On the other hand, it *is* a text book, and therefore a lot of it is pretty boring – and I say this as someone who reads and enjoys plenty of scholarly books. As well, there were things about the writing and the approach that I didn't always like. For instance, one device used by the authors is a running series of callout boxes presenting case studies featuring an imagined group of students taking a course about listening. I appreciate the device in principle, and I agree that it did effectively highlite key ideas, but the dialogue from the imaginary students often felt artificial and forced, to the point of distracting from the content. Along with presenting a review of scholarly understandings of listening, the book also gives regular advice to readers about how to become better listeners themselves, which sometimes felt effective but sometimes felt a bit condescending. There's also something weird any time you read scholarly accounts of the human experience at the level of everyday life, or at least there is for me – I understand the value of having rigorously investigated ways of naming and categorizing how everyday life works, but I am always wary of the ways in which such work, especially when deployed incautiously, can reify experience and actually interfere with our ability to understand and exert agency over our lives even while giving an impression to the contrary.

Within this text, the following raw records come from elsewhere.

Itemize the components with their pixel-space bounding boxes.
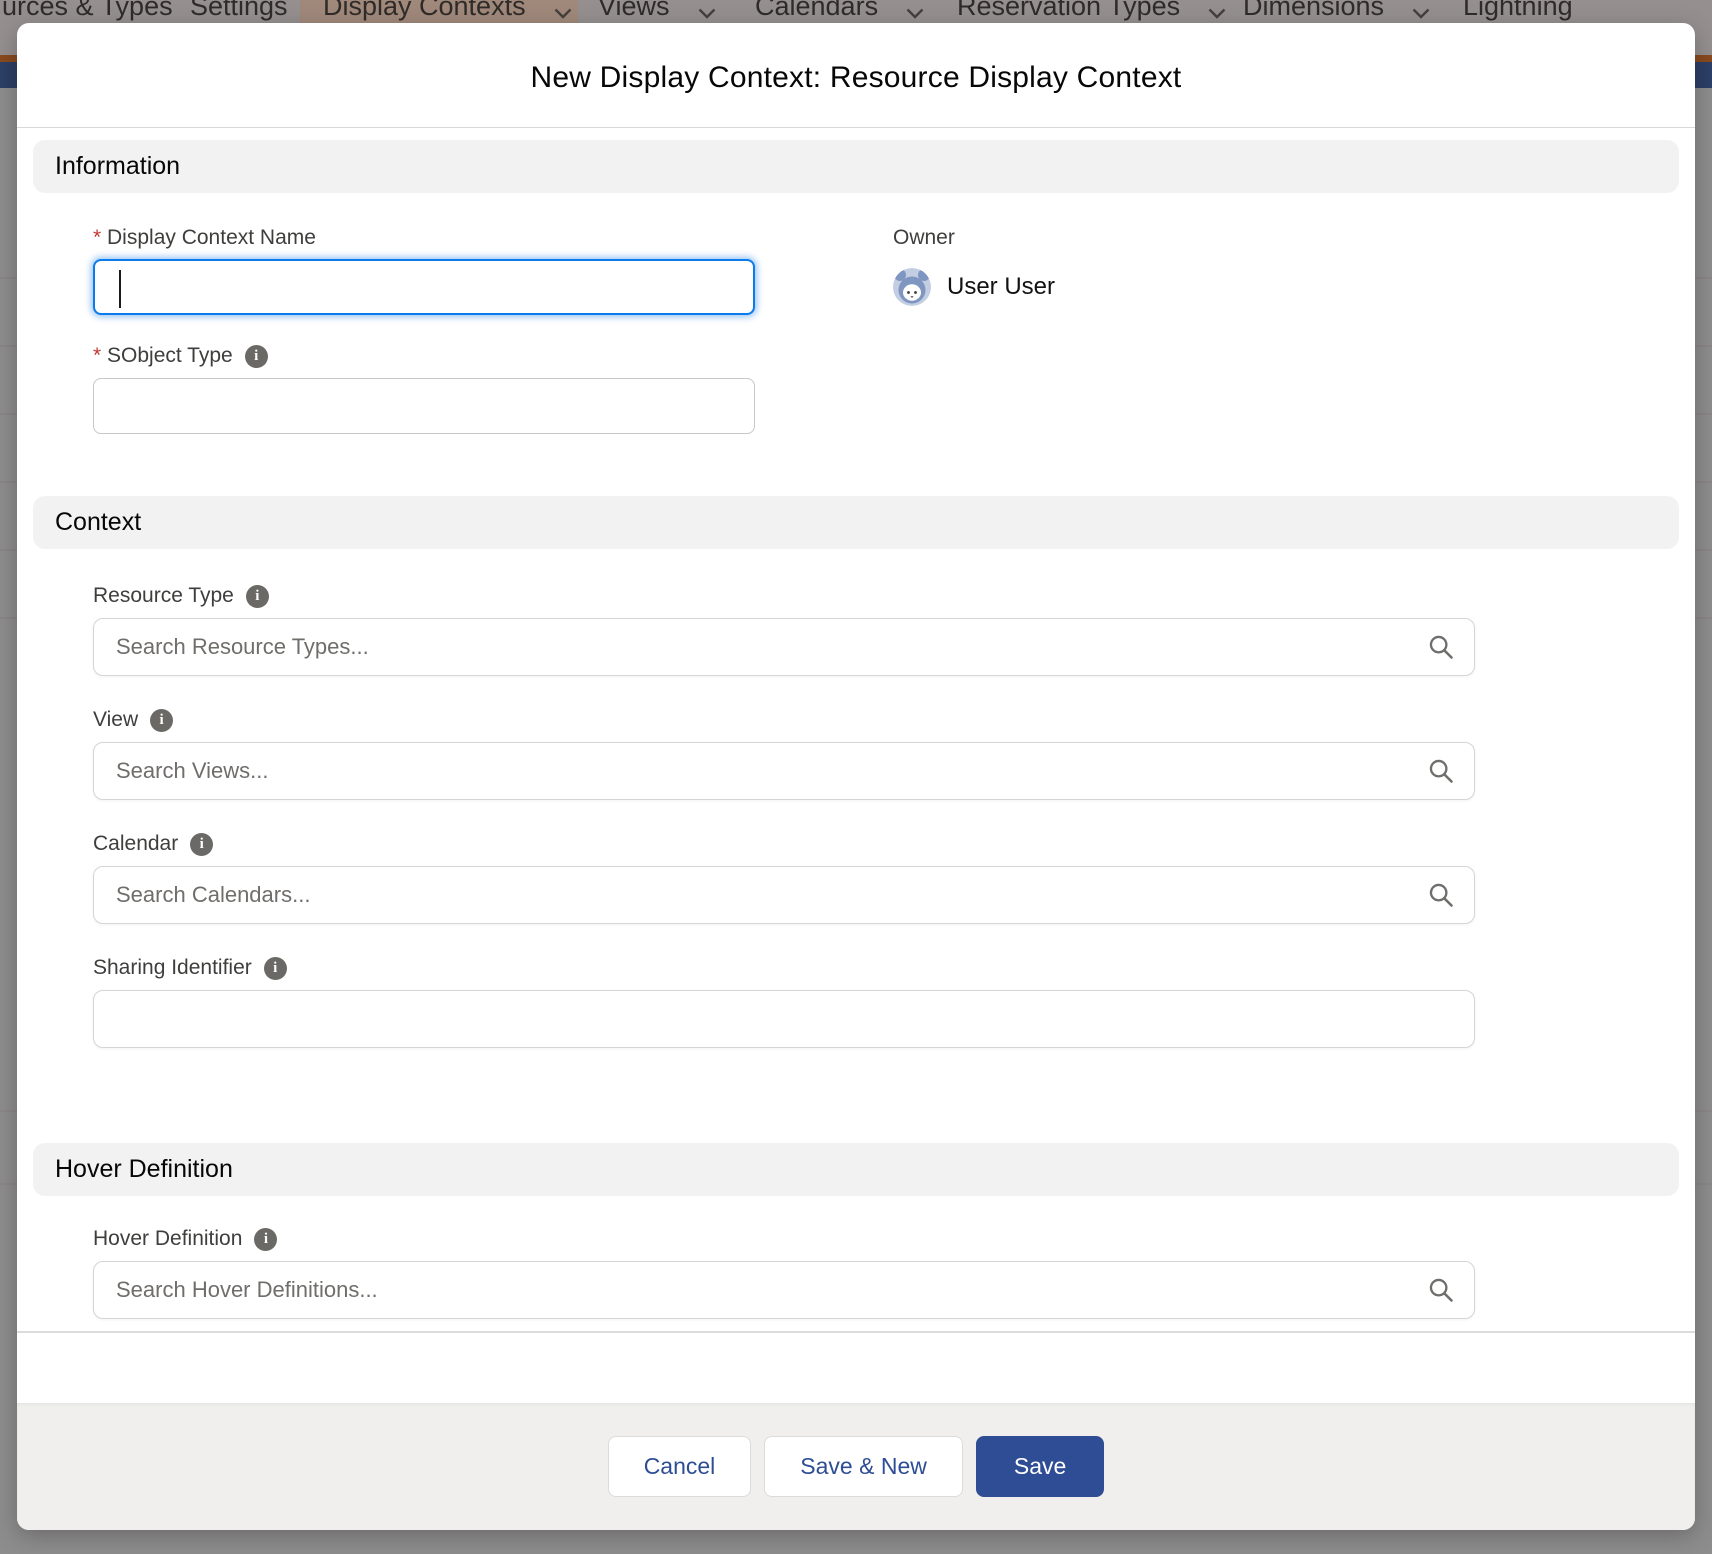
- tab-lightning[interactable]: Lightning: [1463, 0, 1573, 22]
- tab-label: Lightning: [1463, 0, 1573, 22]
- chevron-down-icon: [1412, 8, 1430, 19]
- modal-footer: Cancel Save & New Save: [17, 1403, 1695, 1530]
- view-label: View: [93, 708, 138, 732]
- section-title: Information: [55, 152, 180, 181]
- sharing-identifier-input[interactable]: [93, 990, 1475, 1048]
- display-context-name-input[interactable]: [115, 261, 733, 313]
- view-field-label-row: View: [93, 707, 1475, 733]
- section-header-context: Context: [33, 496, 1679, 549]
- cancel-button[interactable]: Cancel: [608, 1436, 752, 1497]
- hover-definition-label: Hover Definition: [93, 1227, 242, 1251]
- tab-label: Views: [598, 0, 670, 22]
- sobject-type-field-label-row: SObject Type: [93, 343, 1475, 369]
- resource-type-search-input[interactable]: [93, 618, 1475, 676]
- view-lookup: [93, 742, 1475, 800]
- chevron-down-icon: [1208, 8, 1226, 19]
- tab-label: Reservation Types: [957, 0, 1180, 22]
- resource-type-lookup: [93, 618, 1475, 676]
- section-title: Context: [55, 508, 141, 537]
- hover-definition-field-label-row: Hover Definition: [93, 1226, 1475, 1252]
- display-context-name-label: Display Context Name: [93, 226, 316, 250]
- calendar-search-input[interactable]: [93, 866, 1475, 924]
- info-icon[interactable]: [245, 345, 268, 368]
- section-header-information: Information: [33, 140, 1679, 193]
- tab-dimensions[interactable]: Dimensions: [1243, 0, 1430, 22]
- owner-value[interactable]: User User: [947, 273, 1055, 301]
- tab-label: urces & Types: [2, 0, 173, 22]
- new-display-context-modal: New Display Context: Resource Display Co…: [17, 23, 1695, 1530]
- hover-definition-search-input[interactable]: [93, 1261, 1475, 1319]
- sharing-identifier-label: Sharing Identifier: [93, 956, 252, 980]
- info-icon[interactable]: [264, 957, 287, 980]
- save-button[interactable]: Save: [976, 1436, 1104, 1497]
- tab-settings[interactable]: Settings: [190, 0, 288, 22]
- owner-label: Owner: [893, 226, 955, 250]
- resource-type-label: Resource Type: [93, 584, 234, 608]
- modal-title: New Display Context: Resource Display Co…: [531, 61, 1182, 95]
- modal-header: New Display Context: Resource Display Co…: [17, 23, 1695, 128]
- tab-label: Display Contexts: [323, 0, 526, 22]
- tab-label: Settings: [190, 0, 288, 22]
- tab-views[interactable]: Views: [598, 0, 716, 22]
- display-context-name-field: Display Context Name: [93, 225, 755, 315]
- display-context-name-input-wrap: [93, 259, 755, 315]
- chevron-down-icon: [906, 8, 924, 19]
- section-title: Hover Definition: [55, 1155, 233, 1184]
- info-icon[interactable]: [190, 833, 213, 856]
- tab-reservation-types[interactable]: Reservation Types: [957, 0, 1226, 22]
- info-icon[interactable]: [254, 1228, 277, 1251]
- owner-field: Owner: [893, 225, 1475, 315]
- info-icon[interactable]: [150, 709, 173, 732]
- user-avatar: [893, 268, 931, 306]
- tab-resources-and-types[interactable]: urces & Types: [2, 0, 173, 22]
- text-cursor: [119, 270, 121, 308]
- tab-label: Calendars: [755, 0, 878, 22]
- sharing-identifier-field-label-row: Sharing Identifier: [93, 955, 1475, 981]
- tab-display-contexts[interactable]: Display Contexts: [323, 0, 572, 22]
- chevron-down-icon: [554, 8, 572, 19]
- footer-gap: [17, 1333, 1695, 1403]
- hover-definition-lookup: [93, 1261, 1475, 1319]
- info-icon[interactable]: [246, 585, 269, 608]
- section-header-hover-definition: Hover Definition: [33, 1143, 1679, 1196]
- sharing-identifier-field: [93, 990, 1475, 1048]
- chevron-down-icon: [698, 8, 716, 19]
- tab-calendars[interactable]: Calendars: [755, 0, 924, 22]
- tab-label: Dimensions: [1243, 0, 1384, 22]
- sobject-type-input[interactable]: [93, 378, 755, 434]
- save-and-new-button[interactable]: Save & New: [764, 1436, 963, 1497]
- view-search-input[interactable]: [93, 742, 1475, 800]
- calendar-lookup: [93, 866, 1475, 924]
- modal-content: Information Display Context Name Owner: [17, 128, 1695, 1333]
- calendar-field-label-row: Calendar: [93, 831, 1475, 857]
- calendar-label: Calendar: [93, 832, 178, 856]
- sobject-type-label: SObject Type: [93, 344, 233, 368]
- resource-type-field-label-row: Resource Type: [93, 583, 1475, 609]
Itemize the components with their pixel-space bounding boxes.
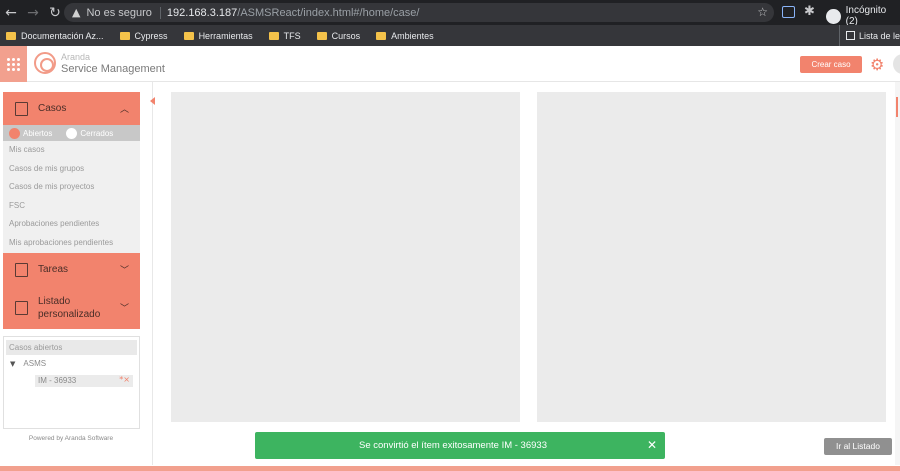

I also had some reservations about the book's engagement with questions of mediated listening, i.e. how listening is changes thanks to the ubiquity of technology-mediated communication. I mean, it wasn't bad, and for the most part I appreciated that it was very careful and evidence-based – definitely an improvement over the alarmist nonsense that older folks sometimes circulate about the impacts of screens and social media, while still recognizing that there seem to be some significant potential downsides that we are still in the early stages of understanding. But I think it matters that nothing in its discussion of the topic really conveyed the feel of what I've heard from some people young enough to have grown up surrounded by smart phones and social media, particularly some marginalized young people, about how powerfully nourishing and connecting it can be – how literally "life saving" internet-mediated sociality can be, to quote a young queer nonbinary person whom I interviewed just last month, just to give one example.
My biggest concern with the book was completely unsurprising to me: it's lack of engagement with questions of power. It did talk about things like gender and cultural difference, some of which was quite useful, and certainly it was very up front about how prejudice can shape how we listen in a given situation, but it didn't work from an understanding of the social world that foregrounds socially organized differences in power. This was particularly stark in the chapters on listening in organizations, meaning mainly workplaces, and listening in the justice system – there was one passing reference to a union in a short paragraph on workplace conflict in the former, but other than that little recognition of the ways in which power permeates how most workplaces function and inevitably how listening happens there, and no recognition at all in the latter of the starkly anti-Black (and anti-Indigenous) character of police and courts and how that might be relevant to a conversation about listening in the latter.
So. It was very useful to me to read it and I learned a lot, but probably not a book for you unless you have a similarly specialized need to get a sense of some of the current core scholarship related to listening.